Digby explains that on December 31, 1999, he had conducted Nibbler to Earth on his mission to ensure that Fry entered the cryo-tube. Accompanying Nibbler, Digby used a key fob, coincidentally at the very instant that Fry fell in, to remotely lock the spaceship. The fob, after all, was the source of the musical tones, the two additional notes being the acknowledgement from the ship. Mission accomplished, Digby and Nibbler became severely drunk at a local pub. Heading home, having forgotten where they had parked their ship, a drunken Digby dropped the fob, with keys attached, down a storm drain.

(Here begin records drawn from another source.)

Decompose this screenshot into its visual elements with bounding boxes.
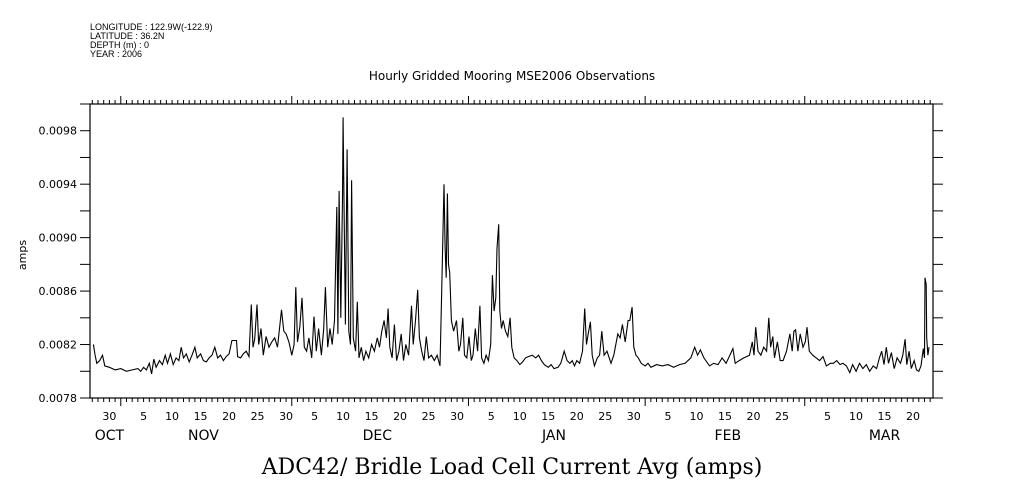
chart-title: Hourly Gridded Mooring MSE2006 Observati… <box>369 69 655 83</box>
x-tick-label: 5 <box>824 410 831 423</box>
y-axis-label: amps <box>16 240 29 270</box>
x-tick-label: 15 <box>541 410 555 423</box>
x-tick-label: 10 <box>336 410 350 423</box>
latitude-label: LATITUDE : 36.2N <box>90 31 164 41</box>
x-tick-label: 5 <box>311 410 318 423</box>
x-tick-label: 25 <box>422 410 436 423</box>
x-tick-label: 20 <box>746 410 760 423</box>
axis-ticks <box>80 96 943 406</box>
x-axis-label: ADC42/ Bridle Load Cell Current Avg (amp… <box>261 455 763 480</box>
month-label: DEC <box>363 428 393 444</box>
x-tick-label: 10 <box>689 410 703 423</box>
x-tick-label: 30 <box>450 410 464 423</box>
x-tick-label: 20 <box>393 410 407 423</box>
month-label: JAN <box>541 428 566 444</box>
month-label: MAR <box>869 428 901 444</box>
x-tick-label: 30 <box>102 410 116 423</box>
x-tick-label: 30 <box>627 410 641 423</box>
y-tick-label: 0.0090 <box>39 232 78 245</box>
plot-frame <box>89 103 934 399</box>
x-tick-label: 5 <box>140 410 147 423</box>
tick-labels: 0.0078 0.0082 0.0086 0.0090 0.0094 0.0098 30 5 1… <box>39 125 921 444</box>
x-tick-label: 20 <box>906 410 920 423</box>
longitude-label: LONGITUDE : 122.9W(-122.9) <box>90 22 213 32</box>
x-tick-label: 10 <box>165 410 179 423</box>
y-tick-label: 0.0078 <box>39 392 78 405</box>
month-label: OCT <box>95 428 125 444</box>
x-tick-label: 15 <box>878 410 892 423</box>
x-tick-label: 20 <box>570 410 584 423</box>
x-tick-label: 10 <box>849 410 863 423</box>
y-tick-label: 0.0094 <box>39 178 78 191</box>
x-tick-label: 5 <box>664 410 671 423</box>
x-tick-label: 25 <box>598 410 612 423</box>
y-tick-label: 0.0086 <box>39 285 78 298</box>
x-tick-label: 20 <box>222 410 236 423</box>
x-tick-label: 10 <box>513 410 527 423</box>
x-tick-label: 30 <box>279 410 293 423</box>
month-label: NOV <box>188 428 219 444</box>
series-line <box>92 117 930 375</box>
x-tick-label: 15 <box>194 410 208 423</box>
depth-label: DEPTH (m) : 0 <box>90 40 149 50</box>
y-tick-label: 0.0098 <box>39 125 78 138</box>
y-tick-label: 0.0082 <box>39 339 78 352</box>
x-tick-label: 25 <box>251 410 265 423</box>
x-tick-label: 15 <box>718 410 732 423</box>
x-tick-label: 5 <box>488 410 495 423</box>
x-tick-label: 25 <box>775 410 789 423</box>
month-label: FEB <box>715 428 742 444</box>
year-label: YEAR : 2006 <box>90 49 142 59</box>
x-tick-label: 15 <box>365 410 379 423</box>
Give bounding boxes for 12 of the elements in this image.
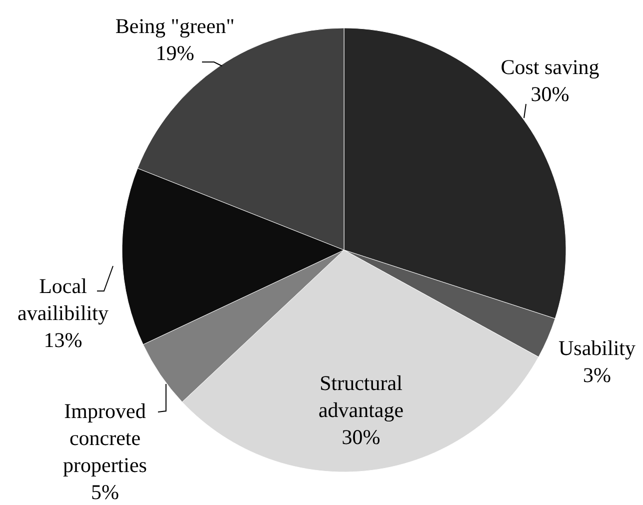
data-label: 19% bbox=[156, 41, 194, 65]
slice-label: Cost saving bbox=[500, 55, 600, 79]
slice-label: Being "green" bbox=[115, 14, 235, 38]
data-label: 3% bbox=[583, 363, 611, 387]
data-label: 30% bbox=[530, 82, 570, 106]
slice-label: Usability bbox=[558, 336, 636, 360]
slice-label: Improved concrete properties bbox=[63, 399, 147, 477]
slice-label: Local availibility bbox=[18, 274, 109, 325]
data-label: 30% bbox=[342, 425, 380, 449]
data-label: 13% bbox=[44, 328, 82, 352]
data-label: 5% bbox=[91, 480, 119, 504]
slice-label: Structural advantage bbox=[318, 371, 404, 422]
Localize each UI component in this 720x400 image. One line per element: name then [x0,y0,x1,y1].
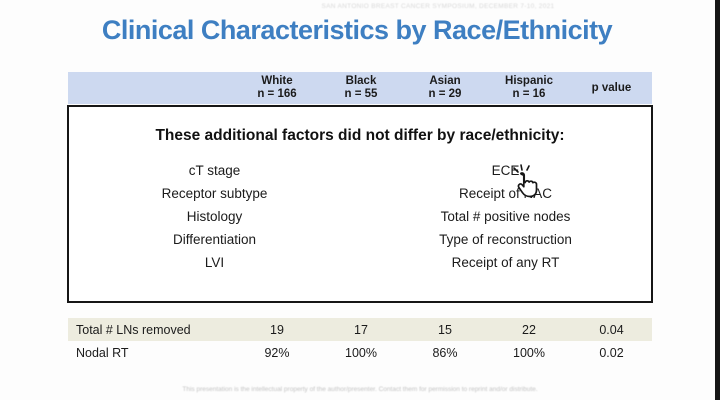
list-item: Type of reconstruction [439,232,572,247]
cell-value: 17 [354,322,368,337]
cell-value: 0.04 [599,322,624,337]
conference-watermark: SAN ANTONIO BREAST CANCER SYMPOSIUM, DEC… [321,3,555,10]
table-header-row: White n = 166 Black n = 55 Asian n = 29 … [68,72,652,104]
cell-value: 86% [432,345,458,360]
factor-columns: cT stage Receptor subtype Histology Diff… [69,159,651,274]
callout-heading: These additional factors did not differ … [155,127,565,144]
copyright-disclaimer: This presentation is the intellectual pr… [182,386,538,393]
table-header-pvalue: p value [591,81,632,94]
table-header-asian: Asian n = 29 [428,75,462,100]
cell-value: 100% [513,345,545,360]
video-letterbox-bar [715,0,720,400]
cell-value: 100% [345,345,377,360]
list-item: Histology [186,209,243,224]
list-item: Total # positive nodes [440,209,571,224]
table-header-white: White n = 166 [257,75,297,100]
list-item: Receipt of any RT [451,255,560,270]
list-item: Receptor subtype [161,186,268,201]
table-header-hispanic: Hispanic n = 16 [505,75,553,100]
page-title: Clinical Characteristics by Race/Ethnici… [101,15,613,45]
table-row: Total # LNs removed 19 17 15 22 0.04 [68,318,652,341]
callout-box: These additional factors did not differ … [67,105,653,303]
list-item: Receipt of NAC [458,186,553,201]
list-item: Differentiation [172,232,257,247]
cell-value: 15 [438,322,452,337]
table-row: Nodal RT 92% 100% 86% 100% 0.02 [68,341,652,364]
cell-value: 19 [270,322,284,337]
cell-value: 92% [264,345,290,360]
list-item: ECE [491,163,520,178]
cell-value: 22 [522,322,536,337]
row-label: Total # LNs removed [76,322,191,337]
list-item: cT stage [188,163,241,178]
table-header-black: Black n = 55 [344,75,378,100]
factor-column-right: ECE Receipt of NAC Total # positive node… [360,159,651,274]
row-label: Nodal RT [76,345,129,360]
list-item: LVI [204,255,225,270]
factor-column-left: cT stage Receptor subtype Histology Diff… [69,159,360,274]
cell-value: 0.02 [599,345,624,360]
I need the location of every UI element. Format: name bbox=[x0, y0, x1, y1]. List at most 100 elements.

Forced to take a cab back to their base on Vergon 6, Digby had later retrieved a spare set of keys, and has been traveling from one planet to another, broadcasting the security signal in an attempt to locate the "company car". Fry leads them to the roof of the Applied Cryogenics building, where the Nibblonian ship still rests, ransacked, with a dead battery. With Bender's help, Digby flies away. Nibbler thanks Fry, vowing to somehow repay him. Fry thinks of his mother and laments that they cannot give him what he really wants.

That night, while asleep, Fry has a dream about his mother, and once more expresses his desire to speak with her. When a television sportscaster announces the results of the 2000 Rose Bowl, Fry is confused; since that game took place after he was frozen, it should be impossible for him to know the results. Nibbler appears, and reveals that this is not actually Fry's dream; it is one of his mother's, and is the gift that Nibbler spoke of. Fry asks if it is really her, and she replies that it is, telling him that she has dreamed of him often since his disappearance. When she asks him what he would like to talk about, he wordlessly embraces her with tears in his eyes. Back in the 21st century, Fry's mother dreams of her son with a smile on her face, and admires a picture of him next to her bed.

==Reception==
Zack Handlen of The A.V. Club gave this episode an A−. Max Nicholson of IGN gave the episode a 7.3/10 "Good" rating, saying "Futurama's "Game of Tones" included a fun trip to Fry's past, though it lacked the emotional weight of previous visits."

Michael Rowe was nominated for a Writers Guild of America Award for Outstanding Writing in Animation at the 66th Writers Guild of America Awards for his script to this episode.